The sad story of “The sad story of a happy clown”

by | Mar 3, 2017 | Uncategorized

Venerdì, 3 Marzo 2017

Girata a Forlì, “The sad story of the happy clown” racconta la storia dell’ossessione di un ragazzo per il Joker, con l’obiettivo di scioccare lo spettatore con una violenza, fisica e psicologica, da condannare. Ma alcune scene del primo episodio sono state censurate…

Al di là della serie, di cui inizieremo a parlare tra poco, questo spazio può essere un interessante spunto per parlare di censura nelle webserie. Abbiamo spesso descritto il prodotto serie web come un qualcosa che si poteva prendere sempre determinate libertà, visto il canale di distribuzione perlopiù autonomo e la natura “alternativa”, che ricerca temi e strutture narrative che vengono snobbati dai mezzi di comunicazione tradizionali.

Dove sta il problema? Il problema è che, nella stragrande maggioranza dei casi, l’obiettivo di queste produzioni è quello di trovare uno sponsor, un canale di distribuzione che li faccia entrare nel circuito “mainstream”, che li renda sostenibili. E questo con il sacrificio frequente di molte delle potenzialità della webserie. “The sad story of a Happy Clown“, girata interamente a Forlì e distribuita online, è una serie web molto particolare, inquietante, che ci porta nella vita disturbata di un ragazzo con l’ossessione del Joker, la nemesi di Batman.
La webserie, di cui è online il primo episodio, presenta evidenti rimandi alla strage di qualche anno fa ad opera dello statunitense James Holmes che, travestito da Joker, in un cinema di Aurora (Colorado) uccise 12 persone e ne ferì altre 58 durante la prima del film “Il Cavaliere Oscuro – Il ritorno“.


Il protagonista della webserie The sad story of the happy clown (interpretato da Andrea Petrini) del quale, così come il Joker della DC, non si conosce la vera identità, ci porta per mano nella sua mente disturbata, facendoci partecipi del suo disagio. Un disagio che non viene espresso solo a parole, ma con scene che, sulla carta, dovevano essere crude, violente, disturbanti, con lo scopo di condannare questo comportamento. Chi come me ha visto la versione censurata dell’episodio, noterà che il prodotto è stato ripulito da molta violenza, con stacchi e tagli dove necessario, probabilmente per renderlo più facile da distribuire, più socialmente accettabile.


E qui si chiude il cerchio della nostra breve riflessione sulla censura: non era forse l’obiettivo della serie raccontare una storia che non fosse socialmente accettabile? Una storia di violenza estrema, fisica e psicologica, che smuovesse la pancia dello spettatore? E allora è innegabile che i tagli effettuati abbiano impoverito il prodotto, che resta comunque di ottimo livello, sia per la scrittura che per la recitazione di Petrini, che trasmette bene il disagio del protagonista allo spettatore.

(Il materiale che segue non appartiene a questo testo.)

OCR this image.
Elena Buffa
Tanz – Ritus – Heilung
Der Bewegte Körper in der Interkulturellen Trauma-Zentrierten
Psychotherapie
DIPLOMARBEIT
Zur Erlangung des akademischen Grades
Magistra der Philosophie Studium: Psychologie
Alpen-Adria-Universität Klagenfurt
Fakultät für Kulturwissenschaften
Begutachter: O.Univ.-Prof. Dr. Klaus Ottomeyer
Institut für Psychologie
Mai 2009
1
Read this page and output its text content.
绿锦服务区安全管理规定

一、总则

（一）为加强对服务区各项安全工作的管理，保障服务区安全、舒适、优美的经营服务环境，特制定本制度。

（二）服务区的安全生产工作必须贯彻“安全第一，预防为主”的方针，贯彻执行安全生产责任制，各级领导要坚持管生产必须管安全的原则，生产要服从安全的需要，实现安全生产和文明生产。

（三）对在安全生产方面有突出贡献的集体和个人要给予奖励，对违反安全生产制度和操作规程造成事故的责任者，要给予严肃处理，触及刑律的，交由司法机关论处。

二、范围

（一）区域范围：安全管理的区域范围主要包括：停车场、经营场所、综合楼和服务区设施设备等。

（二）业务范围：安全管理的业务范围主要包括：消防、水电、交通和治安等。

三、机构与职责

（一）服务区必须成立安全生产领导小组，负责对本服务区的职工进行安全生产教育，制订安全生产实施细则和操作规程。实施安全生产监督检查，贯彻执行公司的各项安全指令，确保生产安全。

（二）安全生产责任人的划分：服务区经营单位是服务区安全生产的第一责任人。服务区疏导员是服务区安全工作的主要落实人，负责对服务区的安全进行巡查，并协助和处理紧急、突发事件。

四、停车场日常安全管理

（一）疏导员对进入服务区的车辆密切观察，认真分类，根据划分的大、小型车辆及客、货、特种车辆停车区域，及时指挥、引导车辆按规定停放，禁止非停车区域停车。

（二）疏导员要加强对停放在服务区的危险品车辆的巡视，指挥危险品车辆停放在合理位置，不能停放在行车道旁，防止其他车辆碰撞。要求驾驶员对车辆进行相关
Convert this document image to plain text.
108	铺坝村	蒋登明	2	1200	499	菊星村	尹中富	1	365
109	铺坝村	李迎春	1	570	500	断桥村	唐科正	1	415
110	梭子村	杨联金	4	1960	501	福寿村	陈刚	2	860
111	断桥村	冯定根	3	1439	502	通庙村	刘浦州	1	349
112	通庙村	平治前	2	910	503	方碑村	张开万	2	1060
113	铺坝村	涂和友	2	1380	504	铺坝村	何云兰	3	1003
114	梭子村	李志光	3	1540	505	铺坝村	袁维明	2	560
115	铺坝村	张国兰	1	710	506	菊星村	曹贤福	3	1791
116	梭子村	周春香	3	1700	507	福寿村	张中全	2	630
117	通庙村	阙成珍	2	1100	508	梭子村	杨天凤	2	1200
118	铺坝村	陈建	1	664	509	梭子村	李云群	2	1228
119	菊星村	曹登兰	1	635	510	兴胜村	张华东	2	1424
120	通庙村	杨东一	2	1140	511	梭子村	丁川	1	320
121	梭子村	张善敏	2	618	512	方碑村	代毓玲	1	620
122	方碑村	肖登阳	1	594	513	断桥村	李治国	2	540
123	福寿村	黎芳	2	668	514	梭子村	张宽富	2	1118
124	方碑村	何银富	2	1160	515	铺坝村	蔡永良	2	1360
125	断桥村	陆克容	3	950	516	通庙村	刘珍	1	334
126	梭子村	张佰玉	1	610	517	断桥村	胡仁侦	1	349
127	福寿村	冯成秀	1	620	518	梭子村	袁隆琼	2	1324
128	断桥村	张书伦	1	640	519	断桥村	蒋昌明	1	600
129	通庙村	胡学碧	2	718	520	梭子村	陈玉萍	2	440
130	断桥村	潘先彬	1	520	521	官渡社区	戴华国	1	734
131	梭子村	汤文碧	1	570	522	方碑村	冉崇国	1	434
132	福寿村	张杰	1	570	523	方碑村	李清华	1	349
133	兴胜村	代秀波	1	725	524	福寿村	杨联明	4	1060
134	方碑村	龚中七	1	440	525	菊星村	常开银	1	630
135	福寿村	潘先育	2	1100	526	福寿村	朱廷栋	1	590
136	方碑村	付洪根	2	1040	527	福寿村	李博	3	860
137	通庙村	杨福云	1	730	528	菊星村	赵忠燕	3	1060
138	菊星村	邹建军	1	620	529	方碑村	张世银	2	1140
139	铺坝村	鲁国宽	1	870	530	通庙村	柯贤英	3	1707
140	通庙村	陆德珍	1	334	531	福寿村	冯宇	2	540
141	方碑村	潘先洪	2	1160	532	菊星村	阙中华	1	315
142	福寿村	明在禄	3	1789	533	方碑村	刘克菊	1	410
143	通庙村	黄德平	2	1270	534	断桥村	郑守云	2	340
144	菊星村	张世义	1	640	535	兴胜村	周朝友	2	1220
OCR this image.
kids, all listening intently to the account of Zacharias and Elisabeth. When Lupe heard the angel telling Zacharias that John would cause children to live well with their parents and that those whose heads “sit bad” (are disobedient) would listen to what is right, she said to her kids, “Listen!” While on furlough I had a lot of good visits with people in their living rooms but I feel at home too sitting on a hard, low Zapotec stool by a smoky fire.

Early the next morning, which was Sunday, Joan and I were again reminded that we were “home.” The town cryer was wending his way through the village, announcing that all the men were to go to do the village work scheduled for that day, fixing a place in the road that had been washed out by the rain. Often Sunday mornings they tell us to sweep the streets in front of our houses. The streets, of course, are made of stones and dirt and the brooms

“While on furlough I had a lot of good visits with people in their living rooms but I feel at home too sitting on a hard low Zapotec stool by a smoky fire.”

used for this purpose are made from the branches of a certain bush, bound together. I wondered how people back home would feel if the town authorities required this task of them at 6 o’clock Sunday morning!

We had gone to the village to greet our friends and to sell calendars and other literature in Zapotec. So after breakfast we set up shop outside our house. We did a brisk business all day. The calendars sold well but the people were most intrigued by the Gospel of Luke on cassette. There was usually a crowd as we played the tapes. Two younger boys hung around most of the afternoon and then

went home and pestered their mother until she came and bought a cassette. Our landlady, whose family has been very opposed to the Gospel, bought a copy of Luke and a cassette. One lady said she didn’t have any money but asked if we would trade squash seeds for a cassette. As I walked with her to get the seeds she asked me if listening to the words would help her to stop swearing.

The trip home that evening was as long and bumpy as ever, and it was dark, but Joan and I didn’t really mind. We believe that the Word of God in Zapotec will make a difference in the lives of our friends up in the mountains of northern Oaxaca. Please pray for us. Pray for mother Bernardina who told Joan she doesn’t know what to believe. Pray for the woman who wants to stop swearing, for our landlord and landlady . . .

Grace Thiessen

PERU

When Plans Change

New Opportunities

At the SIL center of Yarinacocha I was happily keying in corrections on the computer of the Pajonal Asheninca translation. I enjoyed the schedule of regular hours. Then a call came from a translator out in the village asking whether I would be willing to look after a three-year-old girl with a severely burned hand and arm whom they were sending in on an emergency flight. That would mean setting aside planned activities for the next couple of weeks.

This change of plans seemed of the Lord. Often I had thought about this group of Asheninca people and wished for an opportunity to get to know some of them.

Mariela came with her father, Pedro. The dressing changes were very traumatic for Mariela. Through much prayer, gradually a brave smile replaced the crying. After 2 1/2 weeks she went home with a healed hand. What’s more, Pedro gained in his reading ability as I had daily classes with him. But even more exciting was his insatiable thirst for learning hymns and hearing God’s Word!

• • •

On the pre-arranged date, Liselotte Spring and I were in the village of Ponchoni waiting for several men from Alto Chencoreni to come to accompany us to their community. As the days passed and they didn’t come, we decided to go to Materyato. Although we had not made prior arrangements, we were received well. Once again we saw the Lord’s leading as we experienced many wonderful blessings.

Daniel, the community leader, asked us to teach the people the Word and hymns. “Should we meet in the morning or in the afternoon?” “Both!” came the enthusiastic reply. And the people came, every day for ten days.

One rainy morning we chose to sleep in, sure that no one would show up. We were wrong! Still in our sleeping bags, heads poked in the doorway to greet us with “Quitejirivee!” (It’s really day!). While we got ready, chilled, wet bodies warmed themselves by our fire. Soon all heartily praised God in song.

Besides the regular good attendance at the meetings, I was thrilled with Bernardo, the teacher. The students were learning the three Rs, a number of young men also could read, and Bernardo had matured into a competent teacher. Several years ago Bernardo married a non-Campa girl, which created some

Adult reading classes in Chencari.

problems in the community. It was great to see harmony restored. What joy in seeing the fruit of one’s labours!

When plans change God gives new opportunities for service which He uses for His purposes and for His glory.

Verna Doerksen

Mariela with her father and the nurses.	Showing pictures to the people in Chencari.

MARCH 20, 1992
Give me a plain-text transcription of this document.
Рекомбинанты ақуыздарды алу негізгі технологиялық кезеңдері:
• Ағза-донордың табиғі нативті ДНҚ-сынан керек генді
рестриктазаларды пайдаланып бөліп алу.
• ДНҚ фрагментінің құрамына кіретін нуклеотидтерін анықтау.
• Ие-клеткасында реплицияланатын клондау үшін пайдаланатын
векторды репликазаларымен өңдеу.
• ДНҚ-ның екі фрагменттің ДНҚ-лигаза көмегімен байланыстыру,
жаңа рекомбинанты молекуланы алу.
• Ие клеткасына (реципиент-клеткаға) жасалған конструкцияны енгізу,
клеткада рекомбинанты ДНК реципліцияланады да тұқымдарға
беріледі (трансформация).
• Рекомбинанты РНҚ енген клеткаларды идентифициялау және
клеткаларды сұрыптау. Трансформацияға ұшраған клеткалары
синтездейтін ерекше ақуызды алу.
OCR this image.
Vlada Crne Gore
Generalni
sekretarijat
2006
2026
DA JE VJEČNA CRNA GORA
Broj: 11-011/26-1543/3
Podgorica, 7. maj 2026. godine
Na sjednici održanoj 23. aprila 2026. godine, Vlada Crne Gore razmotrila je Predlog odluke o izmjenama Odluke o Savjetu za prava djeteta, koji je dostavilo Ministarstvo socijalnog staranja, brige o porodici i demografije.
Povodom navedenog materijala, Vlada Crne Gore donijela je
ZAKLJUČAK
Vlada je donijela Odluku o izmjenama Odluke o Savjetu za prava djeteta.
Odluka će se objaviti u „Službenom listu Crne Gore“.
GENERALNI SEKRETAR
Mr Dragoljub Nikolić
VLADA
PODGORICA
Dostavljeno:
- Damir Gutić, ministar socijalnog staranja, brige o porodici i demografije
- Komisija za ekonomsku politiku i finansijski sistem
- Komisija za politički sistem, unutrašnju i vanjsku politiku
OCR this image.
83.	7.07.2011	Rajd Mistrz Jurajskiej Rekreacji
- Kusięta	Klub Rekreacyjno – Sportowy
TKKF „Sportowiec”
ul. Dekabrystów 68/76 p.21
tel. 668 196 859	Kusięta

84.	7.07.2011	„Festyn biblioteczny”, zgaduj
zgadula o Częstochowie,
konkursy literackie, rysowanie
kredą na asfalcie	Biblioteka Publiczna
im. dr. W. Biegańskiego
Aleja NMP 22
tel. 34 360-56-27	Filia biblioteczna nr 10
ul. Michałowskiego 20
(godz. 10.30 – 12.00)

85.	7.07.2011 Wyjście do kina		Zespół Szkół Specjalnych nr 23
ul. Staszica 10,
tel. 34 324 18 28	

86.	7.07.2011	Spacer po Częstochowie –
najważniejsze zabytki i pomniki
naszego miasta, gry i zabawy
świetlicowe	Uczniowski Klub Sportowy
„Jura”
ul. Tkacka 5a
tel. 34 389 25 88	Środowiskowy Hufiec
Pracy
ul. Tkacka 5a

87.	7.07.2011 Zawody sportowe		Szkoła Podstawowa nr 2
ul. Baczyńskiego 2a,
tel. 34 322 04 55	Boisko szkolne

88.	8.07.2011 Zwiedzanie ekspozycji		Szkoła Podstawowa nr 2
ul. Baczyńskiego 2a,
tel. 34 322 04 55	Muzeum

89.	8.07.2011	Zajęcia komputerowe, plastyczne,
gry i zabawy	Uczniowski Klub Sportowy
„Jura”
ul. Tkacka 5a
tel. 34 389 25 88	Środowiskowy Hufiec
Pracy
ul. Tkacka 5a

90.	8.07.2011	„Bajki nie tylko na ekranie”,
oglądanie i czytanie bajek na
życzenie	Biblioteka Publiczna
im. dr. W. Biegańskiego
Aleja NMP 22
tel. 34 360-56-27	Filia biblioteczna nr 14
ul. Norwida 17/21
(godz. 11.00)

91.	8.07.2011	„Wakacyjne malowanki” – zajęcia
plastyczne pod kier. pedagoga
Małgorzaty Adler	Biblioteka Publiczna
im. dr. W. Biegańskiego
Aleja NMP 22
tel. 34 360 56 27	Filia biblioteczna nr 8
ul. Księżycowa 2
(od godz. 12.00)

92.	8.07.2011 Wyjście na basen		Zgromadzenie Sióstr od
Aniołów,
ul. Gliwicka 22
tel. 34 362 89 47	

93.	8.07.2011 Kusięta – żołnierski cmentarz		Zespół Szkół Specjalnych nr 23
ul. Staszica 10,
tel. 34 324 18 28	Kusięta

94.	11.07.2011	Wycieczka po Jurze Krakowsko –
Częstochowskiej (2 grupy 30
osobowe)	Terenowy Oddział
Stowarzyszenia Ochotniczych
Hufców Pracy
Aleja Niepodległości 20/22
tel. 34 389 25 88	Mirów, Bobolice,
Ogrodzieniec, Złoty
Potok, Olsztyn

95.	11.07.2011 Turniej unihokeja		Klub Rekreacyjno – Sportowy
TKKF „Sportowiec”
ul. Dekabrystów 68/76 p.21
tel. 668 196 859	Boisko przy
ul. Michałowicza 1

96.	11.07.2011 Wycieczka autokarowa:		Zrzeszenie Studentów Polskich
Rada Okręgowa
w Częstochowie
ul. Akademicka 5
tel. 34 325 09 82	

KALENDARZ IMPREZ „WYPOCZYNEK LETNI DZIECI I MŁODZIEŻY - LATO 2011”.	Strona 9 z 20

Il problema è che senza quei tagli, forse, non avremmo avuto modo neanche di vederlo l’episodio, visto che è stato distribuito su Facebook e YouTube, che sono la causa principale di questi tagli, per via dei blocchi su determinati tipi di contenuti. E torniamo al punto iniziale: costruire una qualcosa che esce dagli schemi, distribuirlo in questi schemi, con la speranza di raccogliere views e di conseguenza sponsor per alzare la qualità di un prodotto che dovrà poi adattarsi nuovamente agli schemi che voleva trasgredire. Un circolo vizioso obbligatorio per tutte le serie web? Proprio su questo dovremmo riflettere.